Roland Piquepaille writes "An international team of researchers has discovered a new generation of optical molecules which interact 50% more strongly with light than any molecules ever tested. These organic molecules, known as chromophores, have been theorized by physicists at Washington State University, synthesized by chemists in China and tested for their actual optical properties by chemists in Belgium. But if they're excellent candidates for being used in optical technologies such as optical switches and Internet connections, these new materials should not be used before several years — if ever. Read more for additional details and a picture of the physicist who broke a law he established in 1999."

Re:Similarly confused...

[kebes]

The summary and Roland's article (not surprisingly?) get the details about these 'limits' somewhat wrong.

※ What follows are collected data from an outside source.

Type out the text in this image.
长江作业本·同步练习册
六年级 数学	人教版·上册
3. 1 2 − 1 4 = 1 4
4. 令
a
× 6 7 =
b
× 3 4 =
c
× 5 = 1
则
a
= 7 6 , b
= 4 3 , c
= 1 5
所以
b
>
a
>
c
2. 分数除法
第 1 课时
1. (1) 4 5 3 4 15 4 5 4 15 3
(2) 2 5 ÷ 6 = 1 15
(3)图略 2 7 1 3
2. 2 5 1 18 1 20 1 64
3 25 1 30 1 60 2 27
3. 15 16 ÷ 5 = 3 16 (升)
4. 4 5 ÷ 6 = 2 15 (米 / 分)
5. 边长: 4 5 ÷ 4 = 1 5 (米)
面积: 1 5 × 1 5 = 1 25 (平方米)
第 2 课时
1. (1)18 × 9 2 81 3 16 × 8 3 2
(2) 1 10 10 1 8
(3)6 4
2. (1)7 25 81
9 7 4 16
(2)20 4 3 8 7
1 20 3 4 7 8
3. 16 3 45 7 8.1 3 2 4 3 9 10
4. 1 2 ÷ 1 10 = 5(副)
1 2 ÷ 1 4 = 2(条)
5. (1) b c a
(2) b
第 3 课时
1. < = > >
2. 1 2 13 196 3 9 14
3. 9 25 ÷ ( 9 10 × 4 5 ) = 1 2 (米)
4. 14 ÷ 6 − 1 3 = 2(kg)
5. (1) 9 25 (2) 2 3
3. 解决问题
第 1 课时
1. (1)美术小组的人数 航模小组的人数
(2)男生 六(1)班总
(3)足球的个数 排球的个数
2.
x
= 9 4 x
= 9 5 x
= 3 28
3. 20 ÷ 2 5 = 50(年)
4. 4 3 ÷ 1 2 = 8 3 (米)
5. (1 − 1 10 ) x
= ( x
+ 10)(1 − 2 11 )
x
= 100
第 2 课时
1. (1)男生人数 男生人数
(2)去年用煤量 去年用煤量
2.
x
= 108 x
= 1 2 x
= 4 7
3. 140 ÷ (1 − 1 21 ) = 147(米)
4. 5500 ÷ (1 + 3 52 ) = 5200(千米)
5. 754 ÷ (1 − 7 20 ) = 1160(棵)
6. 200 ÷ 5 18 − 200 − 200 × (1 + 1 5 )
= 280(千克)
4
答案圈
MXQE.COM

If you read the intro to the arXiv article (warning: PDF), they say:

Quantum cal-culations using sum rules have been used to place an upper-bound on the molecular susceptibilities; [1, 2, 3, 4] but, the largest nonlinear susceptibilities of the best molecules fall short of the fundamental limit by a factor of 10^(3/2).[4, 5] A thorough analysis shows that there is no reason why the molecular hyperpolarizability can not exceed this apparent limit.[6] In this letter, we report on a novel set of molecules where the one with modulated conjugation[7] is found to have a hyperpolarizability that breaches the apparent limit.

If you look up reference [4], which you can find here, you see this is an "Erratum" (publication pointing out a mistake you made in a previous publication). In it, he shows (see graph), that what he previously plotted as the "limit" was a plotting mistake (not a theoretical mistake). So what he claims is that there is a fundamental (quantum) limit, but there is also an "apparent limit" based on the accumulated experimental data on chromophores so far.

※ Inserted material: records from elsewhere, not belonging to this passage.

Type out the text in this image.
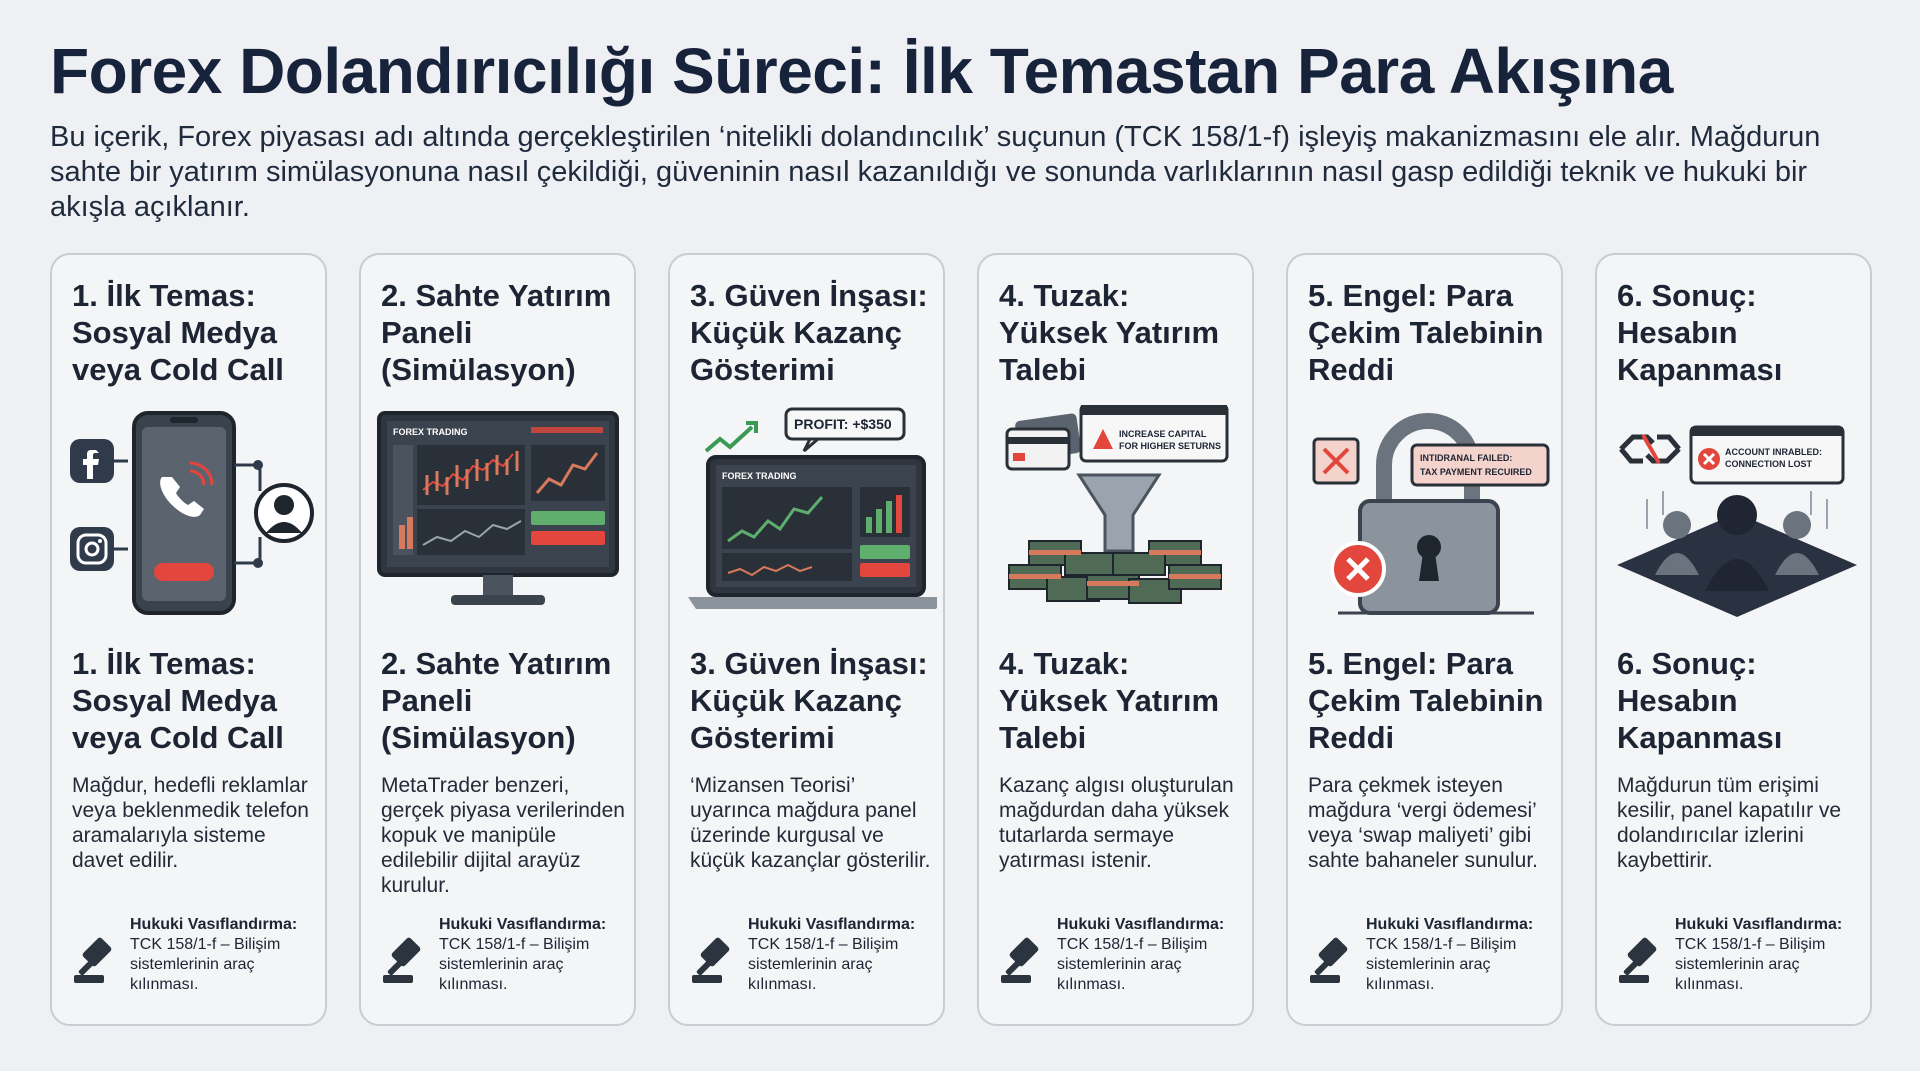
Forex Dolandırıcılığı Süreci: İlk Temastan Para Akışına
Bu içerik, Forex piyasası adı altında gerçekleştirilen ‘nitelikli dolandıncılık’ suçunun (TCK 158/1-f) işleyiş makanizmasını ele alır. Mağdurun sahte bir yatırım simülasyonuna nasıl çekildiği, güveninin nasıl kazanıldığı ve sonunda varlıklarının nasıl gasp edildiği teknik ve hukuki bir akışla açıklanır.
1. İlk Temas: Sosyal Medya veya Cold Call
1. İlk Temas: Sosyal Medya veya Cold Call
Mağdur, hedefli reklamlar veya beklenmedik telefon aramalarıyla sisteme davet edilir.
Hukuki Vasıflandırma:
TCK 158/1-f – Bilişim sistemlerinin araç kılınması.
2. Sahte Yatırım Paneli (Simülasyon)
FOREX TRADING
2. Sahte Yatırım Paneli (Simülasyon)
MetaTrader benzeri, gerçek piyasa verilerinden kopuk ve manipüle edilebilir dijital arayüz kurulur.
Hukuki Vasıflandırma:
TCK 158/1-f – Bilişim sistemlerinin araç kılınması.
3. Güven İnşası: Küçük Kazanç Gösterimi
PROFIT: +$350
FOREX TRADING
3. Güven İnşası: Küçük Kazanç Gösterimi
‘Mizansen Teorisi’ uyarınca mağdura panel üzerinde kurgusal ve küçük kazançlar gösterilir.
Hukuki Vasıflandırma:
TCK 158/1-f – Bilişim sistemlerinin araç kılınması.
4. Tuzak: Yüksek Yatırım Talebi
INCREASE CAPITAL
FOR HIGHER SETURNS
4. Tuzak: Yüksek Yatırım Talebi
Kazanç algısı oluşturulan mağdurdan daha yüksek tutarlarda sermaye yatırması istenir.
Hukuki Vasıflandırma:
TCK 158/1-f – Bilişim sistemlerinin araç kılınması.
5. Engel: Para Çekim Talebinin Reddi
INTIDRANAL FAILED:
TAX PAYMENT RECUIRED
5. Engel: Para Çekim Talebinin Reddi
Para çekmek isteyen mağdura ‘vergi ödemesi’ veya ‘swap maliyeti’ gibi sahte bahaneler sunulur.
Hukuki Vasıflandırma:
TCK 158/1-f – Bilişim sistemlerinin araç kılınması.
6. Sonuç: Hesabın Kapanması
ACCOUNT INRABLED:
CONNECTION LOST
6. Sonuç: Hesabın Kapanması
Mağdurun tüm erişimi kesilir, panel kapatılır ve dolandırıcılar izlerini kaybettirir.
Hukuki Vasıflandırma:
TCK 158/1-f – Bilişim sistemlerinin araç kılınması.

Thus, this new paper is claiming to have broken through an "apparent limit" that existed before. Nothing fundamental about this limit, of course... it was merely that synthetic chemists had yet to be able to create molecules that good. This new report is a 'breakthrough' in the sense that they've made molecules with still higher nonlinear susceptibilities. (But still not violating the theories...)

Will this ever show up in real technology? Probably not. In 'real devices' of course having good optical response is only half the challenge. It must also be cheap enough, stable enough, easy to process, etc. So it's a step forward, but I would call it's more a 'pushing the edge of what can be synthesized' rather than a 'telecom breakthrough' as Roland tries to spin it.